British officials accuse Teheran of infidelity with Moqtada al-Sadr and of breaking its vow over nuclear weapons. Daily Telegraph
By Anton La Guardia, Diplomatic Editor
The past fortnight in Najaf marks the end of the affair between Britain and Iran.
British officials accuse Teheran of infidelity with Moqtada al-Sadr and of breaking its vow over nuclear weapons.
The question now is whether the sides maintain a cold but cordial relationship for the sake of their wider interests, or head for a dangerous divorce.
The estrangement is a blow for Jack Straw, the Foreign Secretary, who has courted Teheran with passion despite warnings from American hardliners that it would all end in disaster.
The breakdown happened over the summer. British officials who only weeks ago refused to accept US accusations that Iran was helping Iraqi insurgents no longer bother to hide their anger.
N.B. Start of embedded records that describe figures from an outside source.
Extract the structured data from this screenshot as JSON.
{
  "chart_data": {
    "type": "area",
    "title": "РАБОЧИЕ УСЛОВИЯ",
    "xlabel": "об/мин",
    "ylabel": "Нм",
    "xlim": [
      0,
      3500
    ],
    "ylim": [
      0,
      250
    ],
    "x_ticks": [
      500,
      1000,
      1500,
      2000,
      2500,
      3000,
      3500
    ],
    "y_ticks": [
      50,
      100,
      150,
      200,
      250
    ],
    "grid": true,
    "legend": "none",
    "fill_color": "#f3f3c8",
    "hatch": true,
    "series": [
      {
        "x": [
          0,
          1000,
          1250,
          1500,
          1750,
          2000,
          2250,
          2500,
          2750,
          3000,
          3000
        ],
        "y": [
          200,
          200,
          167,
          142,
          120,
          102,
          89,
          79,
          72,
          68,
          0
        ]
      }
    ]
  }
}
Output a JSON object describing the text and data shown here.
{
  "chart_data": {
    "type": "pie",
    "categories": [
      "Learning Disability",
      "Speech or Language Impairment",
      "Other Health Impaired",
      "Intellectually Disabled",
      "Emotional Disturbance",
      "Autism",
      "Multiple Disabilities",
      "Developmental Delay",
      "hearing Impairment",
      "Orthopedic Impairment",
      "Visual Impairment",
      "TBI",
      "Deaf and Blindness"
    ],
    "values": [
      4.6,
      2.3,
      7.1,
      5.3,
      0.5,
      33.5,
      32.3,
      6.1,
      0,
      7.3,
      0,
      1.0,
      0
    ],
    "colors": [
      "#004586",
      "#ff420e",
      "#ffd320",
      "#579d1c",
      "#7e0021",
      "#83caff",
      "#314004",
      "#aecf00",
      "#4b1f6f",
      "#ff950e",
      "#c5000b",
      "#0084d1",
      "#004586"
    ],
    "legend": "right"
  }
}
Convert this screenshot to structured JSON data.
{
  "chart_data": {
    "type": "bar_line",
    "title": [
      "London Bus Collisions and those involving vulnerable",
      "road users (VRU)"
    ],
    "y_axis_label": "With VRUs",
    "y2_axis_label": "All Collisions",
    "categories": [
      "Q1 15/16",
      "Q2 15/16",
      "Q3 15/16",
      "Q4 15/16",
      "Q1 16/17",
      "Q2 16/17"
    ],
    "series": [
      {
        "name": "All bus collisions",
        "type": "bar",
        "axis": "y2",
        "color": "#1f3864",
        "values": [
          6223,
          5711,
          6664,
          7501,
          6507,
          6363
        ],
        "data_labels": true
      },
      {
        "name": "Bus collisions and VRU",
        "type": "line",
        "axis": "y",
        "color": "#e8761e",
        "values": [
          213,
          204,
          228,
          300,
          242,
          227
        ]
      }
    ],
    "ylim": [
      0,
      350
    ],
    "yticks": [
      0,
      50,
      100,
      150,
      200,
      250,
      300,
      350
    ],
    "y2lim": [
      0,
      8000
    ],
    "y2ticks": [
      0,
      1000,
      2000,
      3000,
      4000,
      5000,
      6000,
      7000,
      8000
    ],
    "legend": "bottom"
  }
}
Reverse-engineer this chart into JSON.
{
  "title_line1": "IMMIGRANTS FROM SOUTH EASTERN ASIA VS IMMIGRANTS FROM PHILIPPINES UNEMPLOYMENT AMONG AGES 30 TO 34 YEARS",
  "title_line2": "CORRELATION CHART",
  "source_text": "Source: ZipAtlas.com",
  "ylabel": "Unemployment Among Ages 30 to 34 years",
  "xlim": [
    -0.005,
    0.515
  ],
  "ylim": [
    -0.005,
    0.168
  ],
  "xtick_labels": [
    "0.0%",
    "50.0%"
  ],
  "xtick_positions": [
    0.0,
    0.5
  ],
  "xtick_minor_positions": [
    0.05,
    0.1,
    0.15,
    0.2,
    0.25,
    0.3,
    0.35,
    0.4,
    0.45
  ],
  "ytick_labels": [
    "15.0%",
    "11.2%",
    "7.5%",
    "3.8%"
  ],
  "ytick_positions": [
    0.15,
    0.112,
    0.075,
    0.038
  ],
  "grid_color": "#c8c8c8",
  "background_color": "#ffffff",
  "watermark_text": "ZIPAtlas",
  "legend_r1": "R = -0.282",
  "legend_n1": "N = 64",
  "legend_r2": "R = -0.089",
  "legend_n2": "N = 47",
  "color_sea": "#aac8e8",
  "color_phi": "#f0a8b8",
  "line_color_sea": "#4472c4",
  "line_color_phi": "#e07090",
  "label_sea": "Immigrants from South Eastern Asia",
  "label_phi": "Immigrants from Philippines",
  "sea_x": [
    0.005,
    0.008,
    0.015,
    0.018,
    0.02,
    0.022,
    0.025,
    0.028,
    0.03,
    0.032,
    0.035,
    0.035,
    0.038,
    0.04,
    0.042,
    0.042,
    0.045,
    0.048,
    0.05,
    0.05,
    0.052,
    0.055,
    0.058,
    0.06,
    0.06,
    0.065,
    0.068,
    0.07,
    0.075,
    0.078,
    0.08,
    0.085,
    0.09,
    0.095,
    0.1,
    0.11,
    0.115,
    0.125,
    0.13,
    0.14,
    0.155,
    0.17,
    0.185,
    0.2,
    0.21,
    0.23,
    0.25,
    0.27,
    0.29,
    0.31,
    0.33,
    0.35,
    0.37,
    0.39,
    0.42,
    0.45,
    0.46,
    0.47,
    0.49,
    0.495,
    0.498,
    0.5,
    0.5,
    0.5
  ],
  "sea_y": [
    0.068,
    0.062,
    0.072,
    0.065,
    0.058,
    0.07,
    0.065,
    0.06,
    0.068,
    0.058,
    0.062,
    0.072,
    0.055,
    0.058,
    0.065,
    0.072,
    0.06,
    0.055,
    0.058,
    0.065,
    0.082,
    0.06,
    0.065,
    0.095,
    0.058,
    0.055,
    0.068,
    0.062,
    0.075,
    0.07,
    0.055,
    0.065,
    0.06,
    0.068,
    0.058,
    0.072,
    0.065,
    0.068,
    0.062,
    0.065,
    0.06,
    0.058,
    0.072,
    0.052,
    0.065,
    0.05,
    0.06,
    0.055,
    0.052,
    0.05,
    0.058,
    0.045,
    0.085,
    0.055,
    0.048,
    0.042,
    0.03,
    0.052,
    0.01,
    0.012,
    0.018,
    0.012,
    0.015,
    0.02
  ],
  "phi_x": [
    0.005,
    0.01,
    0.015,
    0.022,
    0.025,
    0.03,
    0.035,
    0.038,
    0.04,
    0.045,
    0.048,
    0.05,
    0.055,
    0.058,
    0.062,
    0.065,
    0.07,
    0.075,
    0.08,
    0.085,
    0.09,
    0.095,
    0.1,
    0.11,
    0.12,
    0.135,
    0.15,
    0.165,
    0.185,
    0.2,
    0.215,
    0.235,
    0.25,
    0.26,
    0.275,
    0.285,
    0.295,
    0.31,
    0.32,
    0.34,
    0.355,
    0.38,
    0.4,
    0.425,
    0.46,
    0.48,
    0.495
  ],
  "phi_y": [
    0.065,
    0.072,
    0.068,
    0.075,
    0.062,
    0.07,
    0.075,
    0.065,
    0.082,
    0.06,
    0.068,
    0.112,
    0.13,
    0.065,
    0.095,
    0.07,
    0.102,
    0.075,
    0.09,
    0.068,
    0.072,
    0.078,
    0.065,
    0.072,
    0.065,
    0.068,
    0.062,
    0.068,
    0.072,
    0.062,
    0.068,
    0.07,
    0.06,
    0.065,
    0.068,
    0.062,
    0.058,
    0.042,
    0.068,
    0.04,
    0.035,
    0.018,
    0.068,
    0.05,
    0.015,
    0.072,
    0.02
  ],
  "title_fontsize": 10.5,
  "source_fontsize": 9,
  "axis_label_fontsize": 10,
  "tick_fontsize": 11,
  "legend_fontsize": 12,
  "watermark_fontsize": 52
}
The crisis over Iran's nuclear programme also came to a head over the summer, when Iran reneged on its agreement with three European countries - Britain, France and Germany - to suspend all uranium enrichment-related activity.
Enrichment can be used to make either fuel for power stations, or fissile material for atomic weapons.
The governing board of the International Atomic Energy Agency is due to discuss its next move in Vienna next month.
The US, accusing Iran of trying to make nuclear weapons, wants it to be reported to the United Nations Security Council for possible sanctions.
In retrospect, Iran's brief detention of eight British Royal Navy and Royal Marines personnel on the Shatt al-Arab waterway in June was the first sign of serious trouble. British officials at the time played down any link to the nuclear question.
But it is probably no coincidence that the servicemen were held on the same day that Hassan Rowhani, the Iranian official charged with handling the nuclear crisis, wrote to the "EU 3" to announce that Iran would resume making and testing uranium enrichment centrifuges.
On Wednesday the Iranian defence minister, Rear Adml Ali Shamkhani, said that the presence of US forces in Afghanistan and Iraq, far from being a threat to Teheran, meant the US troops were now "hostage" to Iran.
One possibility is that Iran is supporting the Shia uprising to demonstrate this assertion - threatening to kill off the Iraqi interim government if Teheran is pushed too hard on the nuclear question.
British officials say it is impossible to prove "there is an Iranian bullet in British casualties".
But Sadr's Mahdi army has undoubtedly made an effort to intensify its campaign in the British-controlled sector. Basra, which has been relatively quiet, has seen the deaths of four British soldiers since the end of June.
Soon after becoming Foreign Secretary, Mr Straw seized on the September 11 attacks to try to transform Iran from a "rogue" regime into a friend of the West.
He visited Iran five times in two years, so often that Iranian dissidents mocked him as "Ayatollah Straw". But nobody in the Foreign Office now expects another trip.